Effective Bandwidth (b_eff) Benchmark - Background

Background

First approach from Karl Solchenbach, Hans-Joachim Plum and Gero Ritzenhoefer [1,2]:
For each message length L=1B, 2B, 4B, ... 1 MB:
1. Start p/2 "Ping-Pong"s simultaneously to compute the bi-section bandwidth. All p processes are involved, p/2 as sender and p/2 as receiver.
2. Calculate the bandwidth (volume=L*p/2, time of slowest pair).
3. Average over the two grouping patterns:
  1. best case grouping: process 0 with 1, 2 with 3, ...
  2. worst case grouping: process rank 0 communicates with process rank (size-1), 1 with size-2, ...

This first approach has a few disadvantages:

The message lengths are fixed to the 21 values given above. The maximum message length is fixed with 1 MByte. This should be redefined to reflect the encreasing memory sizes per processor of new systems.
Suggestion: Using L=1B, 2B, 4B, ... 2kB, 4kB, 4kB*(a**1), 4kB*(a**2), ... 4kB*(a**8) with 4kB*(a**8) = L_max and L_max = (memory per processor) / 128
Reasons: The values from 1B to 4kB reflect application messages with a fixed small length; the 8 values from 4kB to L_max reflect application messages with a length proportional to the amount of application data.
The average of the two grouping pattern implies:
1. Due to the arithmetic average, a system with a Ethernet-connected-cluster of dual-bord-PCs would report a b_eff = (dual-bord-bandwidth)/2 although the system can never be used for communication-intensive applications with cartesian communication patterns. The grouping patterns and the averaging method should reflect typical application patterns.
  Suggestion for the averaging method: The average can be computed on a logarithmic scale.
  (A worse suggestion would be to compute the average on the time spent in communication, i.e. on the reciprocal of the bandwith. This is worse because it would report on a cluster of two large fully connected multi-processor nodes mainly the interconnection bandwidth and would ignore the intraconnection on each node.)
2. If one uses the worst case grouping defined above, then vendors can modify their MPI implementations to suit the MPI_COMM_WORLD ranking to the predefined grouping patterns of the benchmark. Since the worst case grouping never reflects a communication pattern of a real application, such a modification of an MPI implementation would slow down real applications while speeding up this benchmark. But a benchmark should never report better results with MPI implementations that are worse for normal real applications [3].
  Suggestion: The worst grouping pattern can be implemented as the slowest case of some random pattern.
  The random generator should use a time-based seed.

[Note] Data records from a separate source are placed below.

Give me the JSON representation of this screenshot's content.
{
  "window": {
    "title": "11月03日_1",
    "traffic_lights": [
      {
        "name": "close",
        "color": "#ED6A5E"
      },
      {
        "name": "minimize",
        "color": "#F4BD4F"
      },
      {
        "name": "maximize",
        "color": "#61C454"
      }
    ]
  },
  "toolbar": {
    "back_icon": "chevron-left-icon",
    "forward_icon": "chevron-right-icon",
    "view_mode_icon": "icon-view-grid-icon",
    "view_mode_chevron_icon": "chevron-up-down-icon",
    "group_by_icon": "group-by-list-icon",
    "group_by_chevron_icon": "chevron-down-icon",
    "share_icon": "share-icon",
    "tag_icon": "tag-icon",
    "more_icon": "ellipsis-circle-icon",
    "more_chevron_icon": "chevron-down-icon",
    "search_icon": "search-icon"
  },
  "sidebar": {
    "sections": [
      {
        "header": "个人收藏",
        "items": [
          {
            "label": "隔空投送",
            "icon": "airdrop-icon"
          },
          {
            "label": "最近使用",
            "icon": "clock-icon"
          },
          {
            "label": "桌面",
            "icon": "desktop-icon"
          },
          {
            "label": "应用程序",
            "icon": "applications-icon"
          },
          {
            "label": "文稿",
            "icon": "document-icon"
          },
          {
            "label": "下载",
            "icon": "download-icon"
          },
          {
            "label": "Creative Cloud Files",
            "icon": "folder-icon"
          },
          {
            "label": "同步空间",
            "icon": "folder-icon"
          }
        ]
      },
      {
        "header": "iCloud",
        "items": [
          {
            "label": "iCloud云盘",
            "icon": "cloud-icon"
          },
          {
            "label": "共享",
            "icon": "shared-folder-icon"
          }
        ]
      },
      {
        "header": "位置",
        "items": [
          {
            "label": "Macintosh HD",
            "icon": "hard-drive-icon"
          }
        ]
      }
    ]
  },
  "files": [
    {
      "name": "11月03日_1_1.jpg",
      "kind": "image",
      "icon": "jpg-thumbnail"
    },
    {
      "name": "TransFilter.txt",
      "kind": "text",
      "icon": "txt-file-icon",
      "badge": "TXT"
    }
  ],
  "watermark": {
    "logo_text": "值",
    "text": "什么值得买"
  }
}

Tests on a real system (T3E) showed that this solution can produce with 10 patterns reproducible results with differences of about (to fill in later)% (3-4 tests for each 8, 16, ... 512 PEs). Weighting the worst pattern only with 20% and the cartesian pattern with 80% will reduce the differences in the results to (to fill in later)% / 5 = (to fill in later)%. This is an acceptable reproducibility.
The bi-section communication pattern sends a message only on each second process. In typical communication-intensive applications, each process communicates with several neighbors in each communication phase. The bi-section pattern does not measure hardware-communication facilities with more than a "half" link.
Suggestion: Each node sends sends in each measurement messages to one or more nodes. Cyclic cartesian topologies are used and for each communication pattern.
The following communication pattern are used:
- 1-dimensional x-direction
- 2-dimensional x-direction
- 2-dimensional y-direction
- 2-dimensional x-direction and y-direction
- 3-dimensional x-direction
- 3-dimensional y-direction
- 3-dimensional z-direction
- 3-dimensional x-direction and y-direction and z-direction
If the dimension of a direction is 1 then this direction is omitted. Patterns without directions longer than 1 are omitted.
To reduce the problem with prime numbers, the topology selection should be modified according to the following algorithm: If the number of nodes is larger than 8 then the size of the each topology is reduced until each dimension is larger than 1. If the number of nodes is larger than 4 then the size for the 2- and 3-dimensional topology is reduced to the next even number. If the dimension of a direction is 1 then this direction is omitted. Patterns without directions longer than 1 are omitted.
Which patterns:
Based on different prime decompositions for successive numbers of processors, the b_eff algorithm cannot guarantee that the effective bandwidth is monotonous with the number of processors, see "Table of the first results with version 3.1" below.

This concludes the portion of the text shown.